Southern Accent, tucked in the shadow of Honest Ed’s Emporium on leafy Markham Street, specializes in Louisiana dishes. The two-storey house has the most inspired and eclectic decor of my stops to date. A veritable mardi-gras of ferns, cloth-canopied booths, strings of lights, beads and garlands, miniature disco balls, feather boas on the bannister, garish voodoo dolls, paintings of New Orleans, and palm-readings for $45. Rhythm and blues floats overtop the conversation.

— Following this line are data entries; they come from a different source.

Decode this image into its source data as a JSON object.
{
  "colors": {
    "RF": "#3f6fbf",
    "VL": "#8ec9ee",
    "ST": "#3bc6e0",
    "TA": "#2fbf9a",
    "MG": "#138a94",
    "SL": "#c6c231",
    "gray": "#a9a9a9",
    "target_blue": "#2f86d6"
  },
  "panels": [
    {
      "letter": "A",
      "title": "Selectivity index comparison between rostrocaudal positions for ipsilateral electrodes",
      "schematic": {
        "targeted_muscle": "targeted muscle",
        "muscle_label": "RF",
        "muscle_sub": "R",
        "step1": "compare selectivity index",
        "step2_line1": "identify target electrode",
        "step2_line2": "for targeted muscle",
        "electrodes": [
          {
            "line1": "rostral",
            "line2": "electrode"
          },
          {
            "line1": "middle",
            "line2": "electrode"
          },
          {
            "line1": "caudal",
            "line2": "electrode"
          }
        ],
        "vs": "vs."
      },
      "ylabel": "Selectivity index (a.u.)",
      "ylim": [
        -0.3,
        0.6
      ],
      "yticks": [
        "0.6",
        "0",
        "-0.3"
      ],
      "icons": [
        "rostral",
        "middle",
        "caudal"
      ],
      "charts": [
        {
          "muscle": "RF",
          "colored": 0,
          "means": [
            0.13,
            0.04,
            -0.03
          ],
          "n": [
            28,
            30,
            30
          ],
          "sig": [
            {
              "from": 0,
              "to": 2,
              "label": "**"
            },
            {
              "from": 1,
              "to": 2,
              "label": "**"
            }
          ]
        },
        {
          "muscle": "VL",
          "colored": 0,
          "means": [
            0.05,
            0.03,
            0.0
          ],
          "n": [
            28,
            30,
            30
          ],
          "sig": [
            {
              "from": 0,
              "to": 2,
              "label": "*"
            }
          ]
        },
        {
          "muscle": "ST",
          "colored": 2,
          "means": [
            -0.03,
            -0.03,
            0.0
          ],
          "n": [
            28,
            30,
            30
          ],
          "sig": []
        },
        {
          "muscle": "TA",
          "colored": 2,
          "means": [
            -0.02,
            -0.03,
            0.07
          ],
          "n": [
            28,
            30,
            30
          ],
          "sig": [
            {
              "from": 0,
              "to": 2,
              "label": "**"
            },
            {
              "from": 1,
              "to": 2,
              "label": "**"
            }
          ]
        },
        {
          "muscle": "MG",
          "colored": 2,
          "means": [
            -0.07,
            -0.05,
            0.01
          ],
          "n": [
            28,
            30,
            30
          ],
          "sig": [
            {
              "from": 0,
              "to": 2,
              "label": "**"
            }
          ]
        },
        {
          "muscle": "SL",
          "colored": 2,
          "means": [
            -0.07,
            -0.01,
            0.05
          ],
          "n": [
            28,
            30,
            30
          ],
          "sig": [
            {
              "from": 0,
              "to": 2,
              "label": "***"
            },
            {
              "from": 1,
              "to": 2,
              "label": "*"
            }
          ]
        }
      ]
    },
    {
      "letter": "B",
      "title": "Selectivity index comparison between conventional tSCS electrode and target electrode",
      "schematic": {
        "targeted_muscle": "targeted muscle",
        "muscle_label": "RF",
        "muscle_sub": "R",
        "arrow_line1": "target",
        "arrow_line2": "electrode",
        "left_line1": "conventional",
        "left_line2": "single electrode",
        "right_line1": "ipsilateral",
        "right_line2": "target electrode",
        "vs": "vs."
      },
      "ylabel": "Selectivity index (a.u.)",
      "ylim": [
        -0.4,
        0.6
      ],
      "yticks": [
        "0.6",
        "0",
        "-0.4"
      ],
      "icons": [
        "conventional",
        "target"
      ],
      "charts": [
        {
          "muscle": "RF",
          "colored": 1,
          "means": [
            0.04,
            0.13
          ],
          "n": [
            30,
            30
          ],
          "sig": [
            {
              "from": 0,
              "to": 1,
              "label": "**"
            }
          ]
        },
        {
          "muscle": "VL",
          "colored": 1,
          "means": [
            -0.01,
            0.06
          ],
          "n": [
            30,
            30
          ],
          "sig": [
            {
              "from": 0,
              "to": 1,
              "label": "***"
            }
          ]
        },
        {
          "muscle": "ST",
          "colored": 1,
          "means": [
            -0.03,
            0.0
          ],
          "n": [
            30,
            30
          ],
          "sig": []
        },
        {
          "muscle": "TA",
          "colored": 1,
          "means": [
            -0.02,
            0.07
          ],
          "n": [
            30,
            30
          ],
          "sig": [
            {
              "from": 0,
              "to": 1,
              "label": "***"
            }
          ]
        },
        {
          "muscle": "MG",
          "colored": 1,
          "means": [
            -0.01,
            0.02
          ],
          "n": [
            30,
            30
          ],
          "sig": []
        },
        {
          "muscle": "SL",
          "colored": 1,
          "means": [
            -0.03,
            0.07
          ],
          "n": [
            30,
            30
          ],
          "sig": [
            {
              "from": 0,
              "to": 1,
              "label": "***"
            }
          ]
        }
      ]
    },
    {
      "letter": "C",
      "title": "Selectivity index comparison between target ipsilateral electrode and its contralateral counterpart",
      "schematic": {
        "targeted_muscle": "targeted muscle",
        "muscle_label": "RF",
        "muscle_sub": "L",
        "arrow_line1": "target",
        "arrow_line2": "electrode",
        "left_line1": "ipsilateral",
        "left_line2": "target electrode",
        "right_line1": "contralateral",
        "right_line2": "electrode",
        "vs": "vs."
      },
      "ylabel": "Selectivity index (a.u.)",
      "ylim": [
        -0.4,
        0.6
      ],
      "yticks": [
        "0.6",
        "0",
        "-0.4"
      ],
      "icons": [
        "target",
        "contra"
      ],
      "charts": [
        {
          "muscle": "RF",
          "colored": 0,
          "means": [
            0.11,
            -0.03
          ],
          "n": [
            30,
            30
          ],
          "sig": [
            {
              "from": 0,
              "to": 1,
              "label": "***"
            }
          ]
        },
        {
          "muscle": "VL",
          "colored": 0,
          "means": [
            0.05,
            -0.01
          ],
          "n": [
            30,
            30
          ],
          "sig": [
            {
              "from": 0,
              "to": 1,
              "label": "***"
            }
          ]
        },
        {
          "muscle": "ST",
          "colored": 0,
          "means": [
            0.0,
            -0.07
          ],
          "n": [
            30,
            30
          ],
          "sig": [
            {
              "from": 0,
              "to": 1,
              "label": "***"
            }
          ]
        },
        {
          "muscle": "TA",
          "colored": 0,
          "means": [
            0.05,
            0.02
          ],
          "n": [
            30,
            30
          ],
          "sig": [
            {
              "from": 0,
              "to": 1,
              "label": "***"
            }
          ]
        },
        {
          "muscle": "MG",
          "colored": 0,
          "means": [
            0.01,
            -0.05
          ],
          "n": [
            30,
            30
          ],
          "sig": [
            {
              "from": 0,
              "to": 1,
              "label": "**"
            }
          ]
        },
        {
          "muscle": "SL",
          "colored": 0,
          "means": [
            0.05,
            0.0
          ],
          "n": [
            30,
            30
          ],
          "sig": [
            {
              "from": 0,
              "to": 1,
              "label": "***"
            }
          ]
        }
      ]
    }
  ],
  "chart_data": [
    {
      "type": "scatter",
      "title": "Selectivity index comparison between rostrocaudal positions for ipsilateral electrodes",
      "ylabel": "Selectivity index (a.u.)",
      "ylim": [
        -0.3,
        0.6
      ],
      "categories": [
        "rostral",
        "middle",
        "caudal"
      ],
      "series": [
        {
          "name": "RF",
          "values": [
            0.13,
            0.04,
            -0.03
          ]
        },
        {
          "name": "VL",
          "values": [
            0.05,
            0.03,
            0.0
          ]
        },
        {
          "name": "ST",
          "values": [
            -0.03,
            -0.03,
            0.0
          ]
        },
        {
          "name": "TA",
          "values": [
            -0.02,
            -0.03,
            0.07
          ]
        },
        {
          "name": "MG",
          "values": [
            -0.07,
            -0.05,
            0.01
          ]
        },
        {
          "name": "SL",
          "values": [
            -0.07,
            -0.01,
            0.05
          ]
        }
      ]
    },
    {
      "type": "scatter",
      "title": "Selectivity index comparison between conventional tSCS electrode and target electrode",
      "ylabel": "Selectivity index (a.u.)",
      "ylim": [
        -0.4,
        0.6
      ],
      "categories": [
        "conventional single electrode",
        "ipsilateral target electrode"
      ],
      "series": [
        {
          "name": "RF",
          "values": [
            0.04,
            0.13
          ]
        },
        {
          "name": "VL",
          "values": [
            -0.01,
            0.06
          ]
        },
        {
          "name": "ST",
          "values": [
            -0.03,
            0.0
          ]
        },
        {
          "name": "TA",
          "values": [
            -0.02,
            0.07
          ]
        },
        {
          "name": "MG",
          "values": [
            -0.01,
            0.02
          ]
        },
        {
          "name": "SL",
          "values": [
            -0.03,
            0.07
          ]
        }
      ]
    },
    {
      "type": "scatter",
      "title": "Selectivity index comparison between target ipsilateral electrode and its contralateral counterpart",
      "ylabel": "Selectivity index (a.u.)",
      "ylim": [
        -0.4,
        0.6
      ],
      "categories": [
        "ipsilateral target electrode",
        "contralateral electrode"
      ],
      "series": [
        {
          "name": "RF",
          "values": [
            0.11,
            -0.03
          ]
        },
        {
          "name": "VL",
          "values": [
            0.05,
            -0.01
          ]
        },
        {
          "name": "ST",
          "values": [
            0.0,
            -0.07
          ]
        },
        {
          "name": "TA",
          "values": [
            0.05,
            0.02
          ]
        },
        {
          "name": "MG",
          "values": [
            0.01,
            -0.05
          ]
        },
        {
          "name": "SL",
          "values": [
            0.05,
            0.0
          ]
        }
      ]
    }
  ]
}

Our beflagged foursome is leisurely in deciding. Half of us go for blackened chicken, half for jambalaya, with hushpuppies (the cornbread balls not the shoe brand) and pickled Okra appetizers. For good measure I’m drinking Bourbon sour. Jambalaya is a spicy mix of sausage, chicken, shrimp, rice, celery, onions and tomatoes, with French and Spanish roots. Table talk moves from our own ethnic origins (a combined Polish-German-French-Irish) and regresses to a triathlon-inspired gumbo of crisco, blood and shredded neoprene. It was hilarious but you really had to be there.